Columbiana County had 7,969 total cases as of Thursday with 7,372 presumed recovered and 176 deaths, according to the ODH.

The three counties remain among the 84 in the state at Level 3 (red) on the Ohio Public Health Advisory System. It’s the second-highest level. The four remaining counties in the state are at Level 2 (yellow).


DeWine urged vaccine providers to collect and report accurate data on people getting the inoculations based on race, ethnicity, age and category of eligibility as the distribution’s goals are “equity and fairness,” particularly for minorities.

Because of the bad weather nationwide, vaccine shipments continue to be delayed, he said.

The Columbiana County Health District reported the drive-thru vaccination clinic for today was moved to next Wednesday because of the delay.

The state had given at least the first dose of the two-dose vaccine to 1,369,627 people, 11.72 percent of Ohio’s population, as of Thursday, according to the ODH. That figure is usually for 6 a.m., but the ODH website said that “due to a technical issue, there was a delay in the normal time that vaccine” number was updated, which has been a common problem.

It showed 29,734 vaccinations in the previous 24 hours, but it was for a longer period of time and it could lower today’s 24-hour number, according to the ODH.

In Mahoning County, 13.75 percent of the population (31,434 people) had received at least the first dose compared to 11.87 percent in Trumbull County (23,509 people) and 11.98 percent in Columbiana County (12,202 people), according to the ODH.
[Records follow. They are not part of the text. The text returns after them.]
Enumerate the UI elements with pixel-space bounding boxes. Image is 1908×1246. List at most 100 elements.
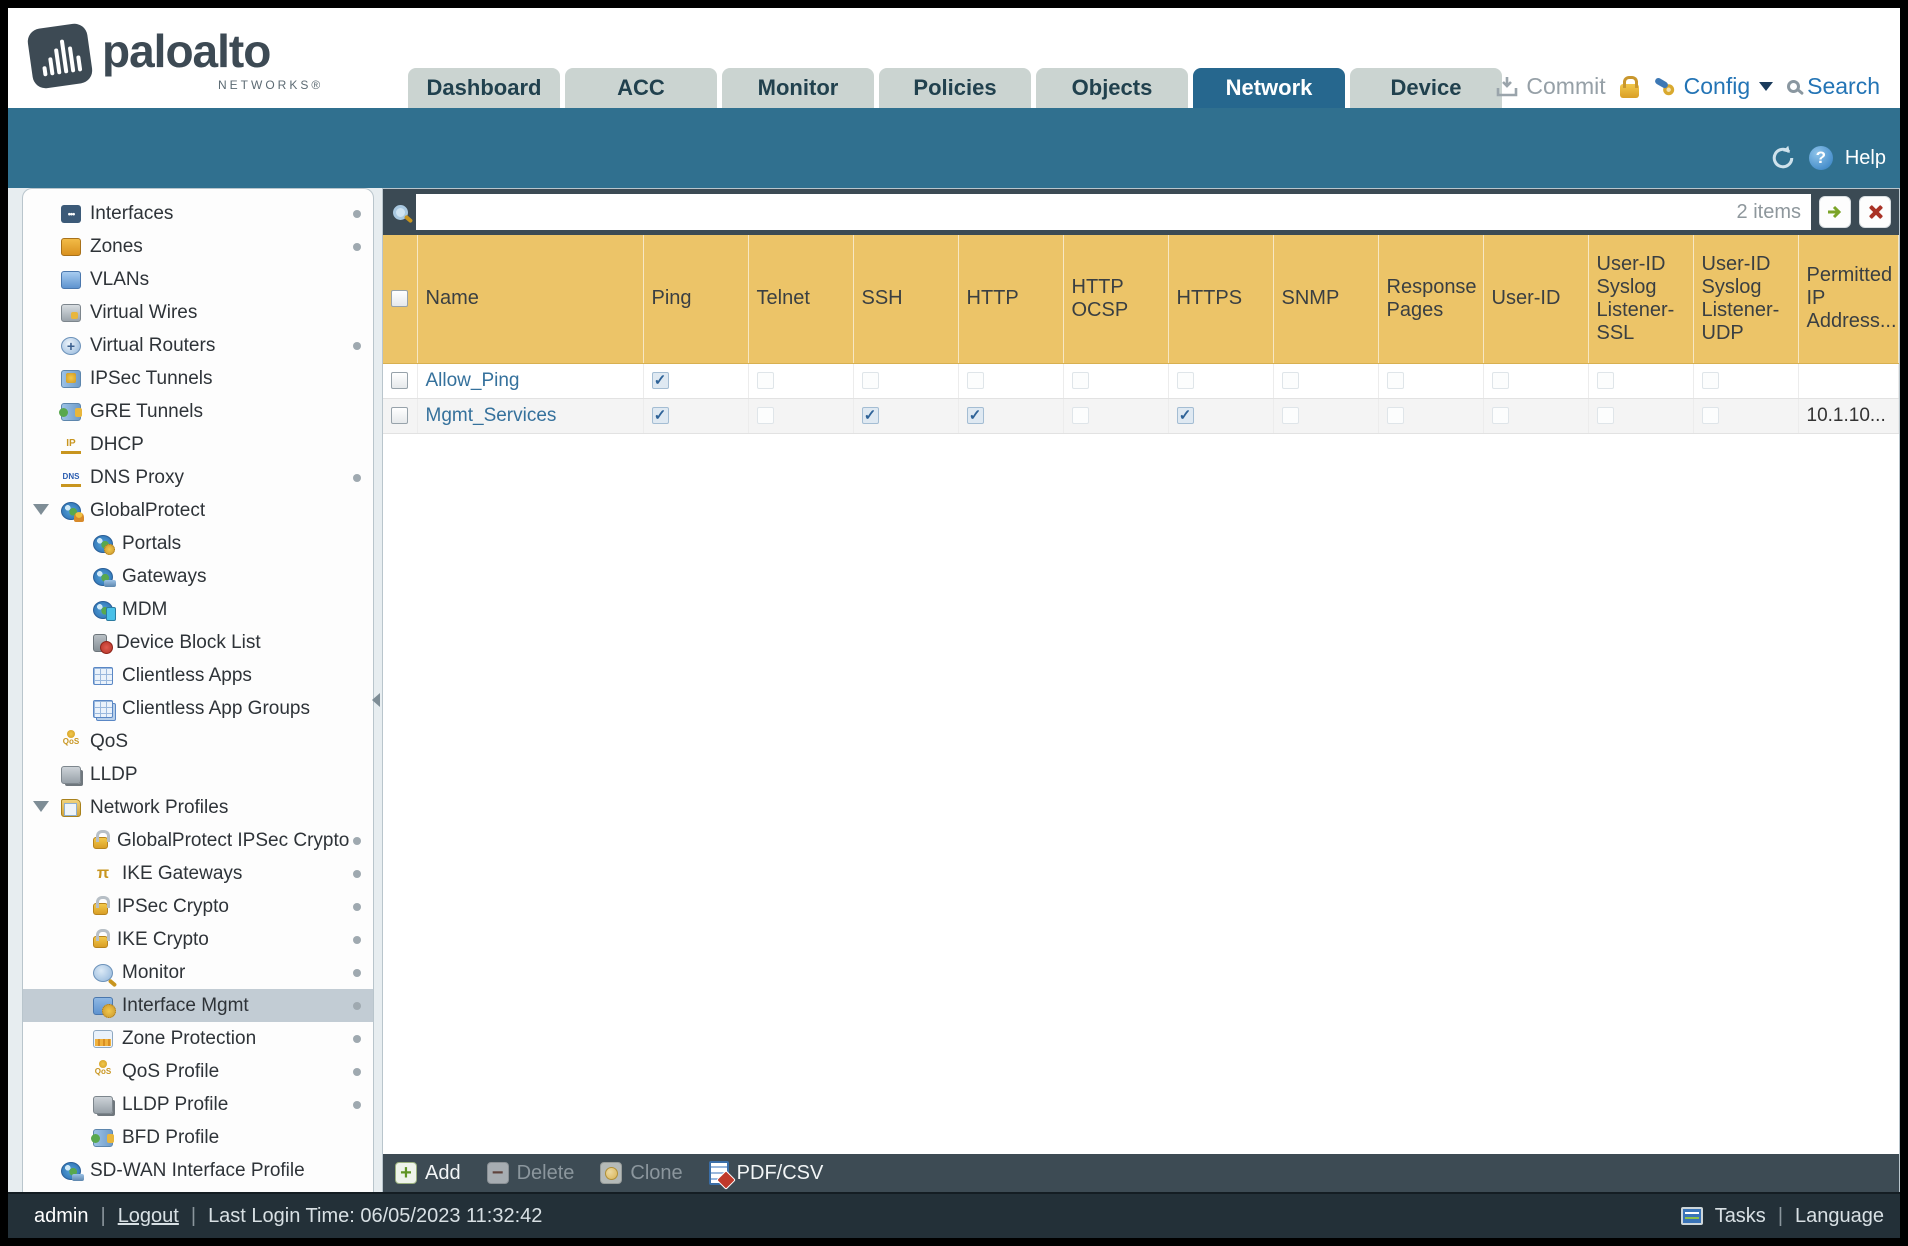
sidebar-item-ipsec-crypto[interactable]: IPSec Crypto [23, 890, 373, 923]
snmp-checkbox[interactable] [1281, 406, 1299, 424]
row-select-checkbox[interactable] [391, 406, 408, 424]
column-header-http[interactable]: HTTP [958, 235, 1064, 364]
sidebar-item-label: QoS Profile [122, 1060, 220, 1082]
expander-triangle-icon[interactable] [33, 504, 49, 515]
column-header-user-id-syslog-listener-udp[interactable]: User-ID Syslog Listener-UDP [1693, 235, 1799, 364]
sidebar-item-network-profiles[interactable]: Network Profiles [23, 791, 373, 824]
tab-policies[interactable]: Policies [879, 68, 1031, 108]
sidebar-item-dhcp[interactable]: IP DHCP [23, 428, 373, 461]
https-checkbox[interactable]: ✓ [1176, 406, 1194, 424]
tasks-icon[interactable] [1680, 1207, 1703, 1225]
snmp-checkbox[interactable] [1281, 371, 1299, 389]
column-header-telnet[interactable]: Telnet [748, 235, 854, 364]
commit-button[interactable]: Commit [1495, 73, 1606, 100]
delete-button[interactable]: − Delete [486, 1162, 574, 1185]
ssh-checkbox[interactable]: ✓ [861, 406, 879, 424]
https-checkbox[interactable] [1176, 371, 1194, 389]
telnet-checkbox[interactable] [756, 406, 774, 424]
column-header-name[interactable]: Name [417, 235, 644, 364]
uid-syslog-listener-ssl-checkbox[interactable] [1596, 371, 1614, 389]
tab-monitor[interactable]: Monitor [722, 68, 874, 108]
apply-filter-button[interactable] [1819, 196, 1851, 228]
uid-syslog-listener-udp-checkbox[interactable] [1701, 406, 1719, 424]
column-header-user-id[interactable]: User-ID [1483, 235, 1589, 364]
column-header-ssh[interactable]: SSH [853, 235, 959, 364]
sidebar-item-bfd-profile[interactable]: BFD Profile [23, 1121, 373, 1154]
pdf-csv-button[interactable]: PDF/CSV [708, 1161, 823, 1185]
http-checkbox[interactable] [966, 371, 984, 389]
http-ocsp-checkbox[interactable] [1071, 406, 1089, 424]
sidebar-item-portals[interactable]: Portals [23, 527, 373, 560]
http-ocsp-checkbox[interactable] [1071, 371, 1089, 389]
add-button[interactable]: + Add [395, 1162, 461, 1185]
column-header-permitted-ip-address-[interactable]: Permitted IP Address... [1798, 235, 1899, 364]
column-header-ping[interactable]: Ping [643, 235, 749, 364]
uid-syslog-listener-ssl-checkbox[interactable] [1596, 406, 1614, 424]
ping-checkbox[interactable]: ✓ [651, 371, 669, 389]
sidebar-item-clientless-apps[interactable]: Clientless Apps [23, 659, 373, 692]
global-search-button[interactable]: Search [1787, 73, 1880, 100]
table-filter-input[interactable] [416, 194, 1811, 230]
telnet-checkbox[interactable] [756, 371, 774, 389]
user-id-checkbox[interactable] [1491, 406, 1509, 424]
uid-syslog-listener-udp-checkbox[interactable] [1701, 371, 1719, 389]
sidebar-item-mdm[interactable]: MDM [23, 593, 373, 626]
column-header-user-id-syslog-listener-ssl[interactable]: User-ID Syslog Listener-SSL [1588, 235, 1694, 364]
sidebar-item-lldp[interactable]: LLDP [23, 758, 373, 791]
response-pages-checkbox[interactable] [1386, 371, 1404, 389]
sidebar-item-qos[interactable]: QoS QoS [23, 725, 373, 758]
help-icon[interactable]: ? [1808, 146, 1833, 170]
ping-checkbox[interactable]: ✓ [651, 406, 669, 424]
tab-device[interactable]: Device [1350, 68, 1502, 108]
column-header-https[interactable]: HTTPS [1168, 235, 1274, 364]
column-header-response-pages[interactable]: Response Pages [1378, 235, 1484, 364]
sidebar-item-interfaces[interactable]: ••• Interfaces [23, 197, 373, 230]
sidebar-item-virtual-routers[interactable]: + Virtual Routers [23, 329, 373, 362]
sidebar-item-ike-crypto[interactable]: IKE Crypto [23, 923, 373, 956]
column-header-http-ocsp[interactable]: HTTP OCSP [1063, 235, 1169, 364]
clear-filter-button[interactable] [1859, 196, 1891, 228]
sidebar-item-zones[interactable]: Zones [23, 230, 373, 263]
sidebar-item-globalprotect-ipsec-crypto[interactable]: GlobalProtect IPSec Crypto [23, 824, 373, 857]
sidebar-item-clientless-app-groups[interactable]: Clientless App Groups [23, 692, 373, 725]
clone-button[interactable]: Clone [600, 1162, 683, 1185]
sidebar-item-ike-gateways[interactable]: π IKE Gateways [23, 857, 373, 890]
sidebar-item-monitor[interactable]: Monitor [23, 956, 373, 989]
config-button[interactable]: Config [1653, 73, 1774, 100]
sidebar-item-device-block-list[interactable]: Device Block List [23, 626, 373, 659]
sidebar-item-gateways[interactable]: Gateways [23, 560, 373, 593]
sidebar-item-vlans[interactable]: VLANs [23, 263, 373, 296]
profile-name-link[interactable]: Mgmt_Services [426, 405, 557, 426]
sidebar-item-zone-protection[interactable]: Zone Protection [23, 1022, 373, 1055]
logout-link[interactable]: Logout [118, 1205, 179, 1228]
sidebar-collapse-icon[interactable] [372, 693, 380, 707]
tasks-link[interactable]: Tasks [1715, 1205, 1766, 1228]
sidebar-item-ipsec-tunnels[interactable]: IPSec Tunnels [23, 362, 373, 395]
sidebar-item-sd-wan-interface-profile[interactable]: SD-WAN Interface Profile [23, 1154, 373, 1187]
select-all-checkbox[interactable] [391, 290, 408, 308]
help-label[interactable]: Help [1845, 147, 1886, 170]
column-header-snmp[interactable]: SNMP [1273, 235, 1379, 364]
ssh-checkbox[interactable] [861, 371, 879, 389]
sidebar-item-label: VLANs [90, 268, 150, 290]
user-id-checkbox[interactable] [1491, 371, 1509, 389]
sidebar-item-interface-mgmt[interactable]: Interface Mgmt [23, 989, 373, 1022]
http-checkbox[interactable]: ✓ [966, 406, 984, 424]
profile-name-link[interactable]: Allow_Ping [426, 370, 520, 391]
sidebar-item-dns-proxy[interactable]: DNS DNS Proxy [23, 461, 373, 494]
sidebar-item-lldp-profile[interactable]: LLDP Profile [23, 1088, 373, 1121]
lock-icon[interactable] [1619, 75, 1639, 98]
expander-triangle-icon[interactable] [33, 801, 49, 812]
row-select-checkbox[interactable] [391, 371, 408, 389]
language-link[interactable]: Language [1795, 1205, 1884, 1228]
tab-objects[interactable]: Objects [1036, 68, 1188, 108]
sidebar-item-qos-profile[interactable]: QoS QoS Profile [23, 1055, 373, 1088]
sidebar-item-gre-tunnels[interactable]: GRE Tunnels [23, 395, 373, 428]
sidebar-item-virtual-wires[interactable]: Virtual Wires [23, 296, 373, 329]
tab-network[interactable]: Network [1193, 68, 1345, 108]
response-pages-checkbox[interactable] [1386, 406, 1404, 424]
tab-acc[interactable]: ACC [565, 68, 717, 108]
tab-dashboard[interactable]: Dashboard [408, 68, 560, 108]
sidebar-item-globalprotect[interactable]: GlobalProtect [23, 494, 373, 527]
refresh-icon[interactable] [1769, 144, 1797, 172]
Also, 539,023 people in Ohio, 4.61 percent of the state’s population, had received both doses of the vaccine as of Thursday. The same delay issue happened with this data so the last 24-hour reporting period was longer and showed 25,840 people getting both doses in the past day.

In Mahoning County, 4.91 percent of the population (11,218 people) had received both doses, while 4.13 percent of the population in Trumbull (8,186 people) and 4.22 percent of the population in Columbiana (4,300 people) had both doses.